What I've Learned So Far about Writers' Workshop

Writer Workshop
As keen as I was to give Writer Workshop a go, it doesn't fit a timetable where you see the kids every other day. It's designed to have kids write every day. While I saw some great things about it - not least the learners considering themselves as 'writers' and writing much more than before - the pace is too slow to maintain in my current context. I have reached out to all the literacy experts I could find online and offline, and nobody was able to offer a solution.
However, the conferencing idea within WW is one I will continue alongside other (most likely GDocs) feedback.

It's confirmed - I detest grading. Coming from a school that was comments only for the most-part, and reported on levels, the constant grade-chasing mentality of my learners is a definite issue for me.

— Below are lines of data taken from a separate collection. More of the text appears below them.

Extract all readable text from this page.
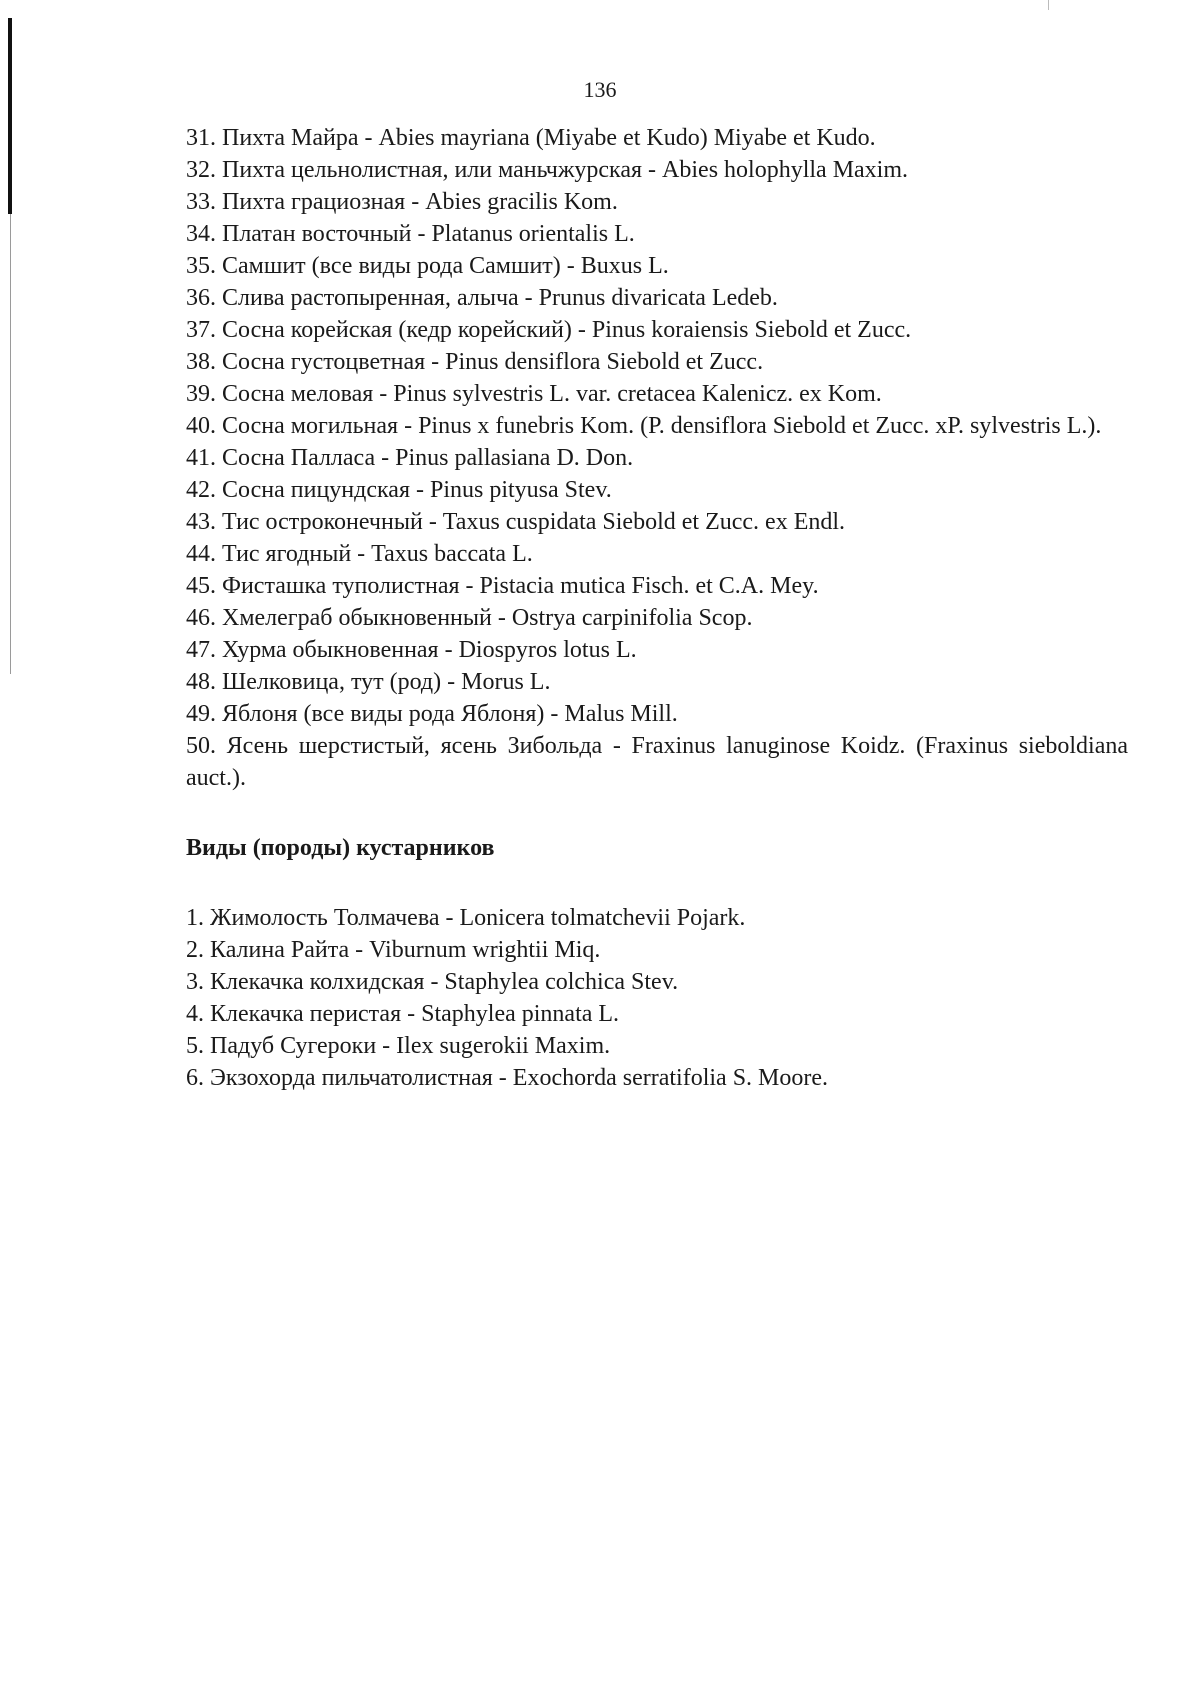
136

31. Пихта Майра - Abies mayriana (Miyabe et Kudo) Miyabe et Kudo.

32. Пихта цельнолистная, или маньчжурская - Abies holophylla Maxim.

33. Пихта грациозная - Abies gracilis Kom.

34. Платан восточный - Platanus orientalis L.

35. Самшит (все виды рода Самшит) - Buxus L.

36. Слива растопыренная, алыча - Prunus divaricata Ledeb.

37. Сосна корейская (кедр корейский) - Pinus koraiensis Siebold et Zucc.

38. Сосна густоцветная - Pinus densiflora Siebold et Zucc.

39. Сосна меловая - Pinus sylvestris L. var. cretacea Kalenicz. ex Kom.

40. Сосна могильная - Pinus x funebris Kom. (P. densiflora Siebold et Zucc. xP. sylvestris L.).

41. Сосна Палласа - Pinus pallasiana D. Don.

42. Сосна пицундская - Pinus pityusa Stev.

43. Тис остроконечный - Taxus cuspidata Siebold et Zucc. ex Endl.

44. Тис ягодный - Taxus baccata L.

45. Фисташка туполистная - Pistacia mutica Fisch. et C.A. Mey.

46. Хмелеграб обыкновенный - Ostrya carpinifolia Scop.

47. Хурма обыкновенная - Diospyros lotus L.

48. Шелковица, тут (род) - Morus L.

49. Яблоня (все виды рода Яблоня) - Malus Mill.

50. Ясень шерстистый, ясень Зибольда - Fraxinus lanuginose Koidz. (Fraxinus sieboldiana auct.).

Виды (породы) кустарников

1. Жимолость Толмачева - Lonicera tolmatchevii Pojark.

2. Калина Райта - Viburnum wrightii Miq.

3. Клекачка колхидская - Staphylea colchica Stev.

4. Клекачка перистая - Staphylea pinnata L.

5. Падуб Сугероки - Ilex sugerokii Maxim.

6. Экзохорда пильчатолистная - Exochorda serratifolia S. Moore.
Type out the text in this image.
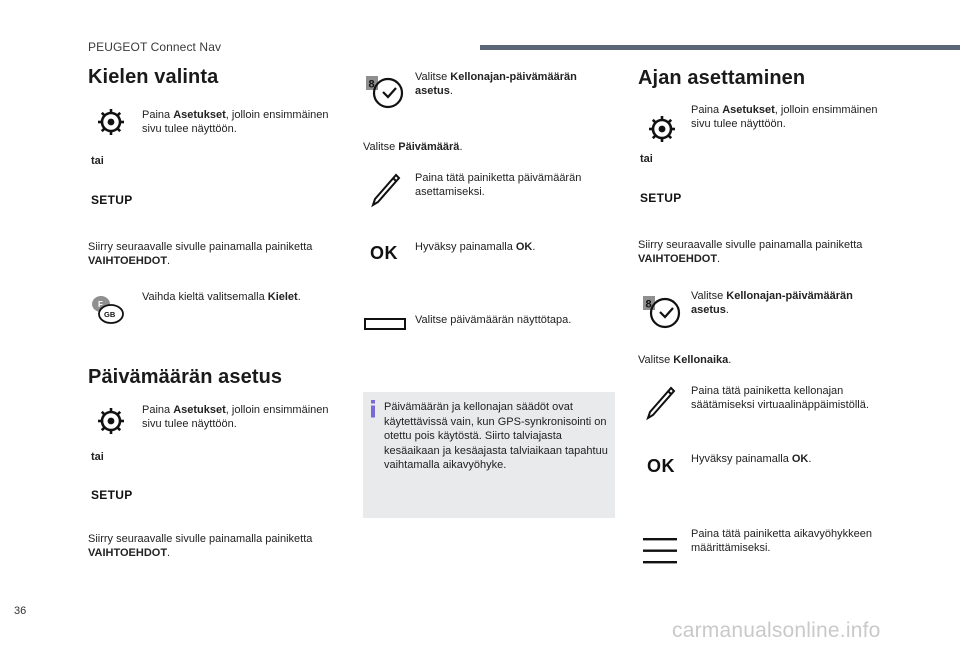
PEUGEOT Connect Nav
Kielen valinta
Paina Asetukset, jolloin ensimmäinen sivu tulee näyttöön.
tai
SETUP
Siirry seuraavalle sivulle painamalla painiketta VAIHTOEHDOT.
F
GB
Vaihda kieltä valitsemalla Kielet.
Päivämäärän asetus
Paina Asetukset, jolloin ensimmäinen sivu tulee näyttöön.
tai
SETUP
Siirry seuraavalle sivulle painamalla painiketta VAIHTOEHDOT.
8
Valitse Kellonajan-päivämäärän asetus.
Valitse Päivämäärä.
Paina tätä painiketta päivämäärän asettamiseksi.
OK Hyväksy painamalla OK.
Valitse päivämäärän näyttötapa.
Päivämäärän ja kellonajan säädöt ovat käytettävissä vain, kun GPS-synkronisointi on otettu pois käytöstä. Siirto talviajasta kesäaikaan ja kesäajasta talviaikaan tapahtuu vaihtamalla aikavyöhyke.
Ajan asettaminen
Paina Asetukset, jolloin ensimmäinen sivu tulee näyttöön.
tai
SETUP
Siirry seuraavalle sivulle painamalla painiketta VAIHTOEHDOT.
8
Valitse Kellonajan-päivämäärän asetus.
Valitse Kellonaika.
Paina tätä painiketta kellonajan säätämiseksi virtuaalinäppäimistöllä.
OK Hyväksy painamalla OK.
Paina tätä painiketta aikavyöhykkeen määrittämiseksi.
36
carmanualsonline.info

Rather than focusing on the learning for the learning's sake, they are motivated primarily by grades. Grades are recorded in PowerSchool and both parents and learners check them regularly - apparently up to several times a day (according to those who can view such statistics). Grades are required for every subject every quarter, and the indications are they will not be dropped because of parent demand.
It is such an issue that learners will not complete independent (homework) tasks unless there is a grade and a deadline. If anyone is in the same situation and has found a way to mitigate this, I'd love to hear from you.
Thankfully, our school is focusing on assessment this year, and admin has already been to a Dylan Williams workshop, so I'm hoping to see the positive impact of this. I remain hopeful but in the meantime feel like my soul is dirty.